BlackRock announced broad changes aligned with ESG, including exiting investments in coal production, introducing more sustainability-focused funds and voting against corporate managers who aren’t making progress on fighting global warming.
Impact investing has been largely embraced by Wall Street. Bank of Americahas committed $300 billion to sustainable investments over the next decade, and Goldman Sachs has also pledged $750 billion over the next decade to finance and advise companies on sustainable finance. Private-equity firms like KKR, Bain Capital and Apollo Global Management also include ESG offerings.
New ETFs and mutual funds focused on ESG strategies have launched in record number in recent years, and did well in 2019. Over half of sustainable funds rank in the top half of each of their Morningstar categories through November last year. From 2004 to 2018, Morgan Stanley found that the performance of almost 11,000 ESG funds performed similarly to non-ESG funds.
In 2019, top performing diversified sustainability funds, which make ESG evaluation central to the security selection process, included Nuveen ESG Large-Cap Growth (NULG), ClearBridge Sustainability Fund (LCISX), UBS US Sustainable Equity Fund (BPEQX) and Calvert Equity Fund Class (CSIEX).
For fund managers, evaluating specific stocks based on the ESG criteria can be difficult.

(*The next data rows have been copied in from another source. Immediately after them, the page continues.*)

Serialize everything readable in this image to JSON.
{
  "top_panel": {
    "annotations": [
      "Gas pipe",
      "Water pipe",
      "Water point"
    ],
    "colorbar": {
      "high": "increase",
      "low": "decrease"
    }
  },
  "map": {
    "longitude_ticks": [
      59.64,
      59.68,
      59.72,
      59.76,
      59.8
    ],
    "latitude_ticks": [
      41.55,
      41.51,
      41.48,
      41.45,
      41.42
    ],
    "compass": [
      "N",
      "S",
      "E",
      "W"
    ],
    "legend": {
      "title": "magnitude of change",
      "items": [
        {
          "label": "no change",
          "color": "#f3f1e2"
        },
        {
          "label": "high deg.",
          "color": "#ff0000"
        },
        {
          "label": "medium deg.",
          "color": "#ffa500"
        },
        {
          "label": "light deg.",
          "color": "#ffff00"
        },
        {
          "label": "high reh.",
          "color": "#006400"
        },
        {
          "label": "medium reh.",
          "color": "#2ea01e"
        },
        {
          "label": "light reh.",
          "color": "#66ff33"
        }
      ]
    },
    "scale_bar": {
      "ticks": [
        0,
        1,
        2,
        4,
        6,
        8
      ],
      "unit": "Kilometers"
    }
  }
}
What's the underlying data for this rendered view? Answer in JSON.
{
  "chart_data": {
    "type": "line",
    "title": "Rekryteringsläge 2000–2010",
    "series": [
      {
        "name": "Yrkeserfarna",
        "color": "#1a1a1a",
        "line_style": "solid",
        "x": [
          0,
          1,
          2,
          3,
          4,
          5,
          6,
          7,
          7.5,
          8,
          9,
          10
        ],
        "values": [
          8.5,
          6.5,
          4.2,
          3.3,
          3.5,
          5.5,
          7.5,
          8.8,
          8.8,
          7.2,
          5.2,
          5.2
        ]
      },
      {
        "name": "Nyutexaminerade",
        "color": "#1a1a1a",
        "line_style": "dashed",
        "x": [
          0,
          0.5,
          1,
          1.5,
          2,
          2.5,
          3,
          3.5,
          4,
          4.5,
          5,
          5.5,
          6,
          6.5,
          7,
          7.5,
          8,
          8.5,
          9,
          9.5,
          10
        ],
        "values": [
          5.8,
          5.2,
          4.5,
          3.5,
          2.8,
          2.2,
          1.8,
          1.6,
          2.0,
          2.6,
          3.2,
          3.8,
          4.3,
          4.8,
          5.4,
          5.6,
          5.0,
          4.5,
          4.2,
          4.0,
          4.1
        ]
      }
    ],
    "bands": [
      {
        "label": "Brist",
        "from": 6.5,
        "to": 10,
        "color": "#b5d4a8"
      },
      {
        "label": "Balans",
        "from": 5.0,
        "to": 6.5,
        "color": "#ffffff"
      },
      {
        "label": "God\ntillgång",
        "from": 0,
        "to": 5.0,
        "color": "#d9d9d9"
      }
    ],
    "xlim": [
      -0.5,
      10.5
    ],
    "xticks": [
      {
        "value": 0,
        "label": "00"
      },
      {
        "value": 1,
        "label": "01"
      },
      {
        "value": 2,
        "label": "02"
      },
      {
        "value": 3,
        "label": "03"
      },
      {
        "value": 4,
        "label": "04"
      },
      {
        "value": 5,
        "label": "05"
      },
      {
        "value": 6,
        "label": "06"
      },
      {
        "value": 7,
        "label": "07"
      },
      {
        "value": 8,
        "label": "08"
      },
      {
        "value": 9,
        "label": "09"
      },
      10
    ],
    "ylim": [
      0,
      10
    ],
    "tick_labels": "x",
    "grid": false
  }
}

Nuveen managing director Steve Liberatore, who manages securities on an active total return basis, said that he looks for securities that have direct and measurable social and environmental outcomes, with help from third-party data providers.
“We’re not saying to not to invest in an oil or gas company. But if you are, you want to invest in one that has a historically strong track record in dealing with environmental issues, not one that has a history of spills,” he told CNBC. “By not being a good steward of the environment, it’s putting at risk its ability to secure free cash flow in the future.”
Bank of America’s CEO Brian Moynihan argued this week that interest in ESG among investors will continue to grow, and dismissed concerns that the push towards sustainable investing was a public relations tool.
“All investors are saying, ‘I want you to invest in companies doing right by society,’” Moynihan said at the World Economic Forum in Davos, Switzerland, where climate change was a key theme.
“People say, ‘Isn’t this greenwash?’ Which part of $300 billion do you understand is not greenwash? This is not some small process, it is a business force,” he added.
Research shows that S&P 500 corporations that build sustainability into their goals are outperforming those that don’t, and those that are planning for climate change have a higher return on investment than companies that haven’t. And roughly 88% of studies show that firms with social and environmental criteria had better operational performance, according to an Oxford University analysis.
“Across different benchmarks of ESG, companies that take it seriously are financially stronger and get higher financial returns in marketplace,” Sarda said. “If anyone argues that this is a drain on financial performance, the data says otherwise.”
As momentum builds behind ESG investing and analysis of climate change risks on returns, so do concerns over how to define funds that have an ESG mandate. Securities and Exchange Commission regulators have investigated some funds to see whether the claims align with reality, and the extent to which companies adhere to ESG principles.
Peirce said that ESG factors are amorphous and subjective, and therefore the process of determining which companies count as socially or environmentally conscious is “pointless.”
“If you want to judge companies by the ESG metric, that’s fine, but you have to tell people that you’re running a fund for that, you’re only going to invest in companies that meet ESG, and hold to that definition,” Peirce said.
“The idea we need a central decider of what qualifies as good in the ESG world is ridiculous,” she added.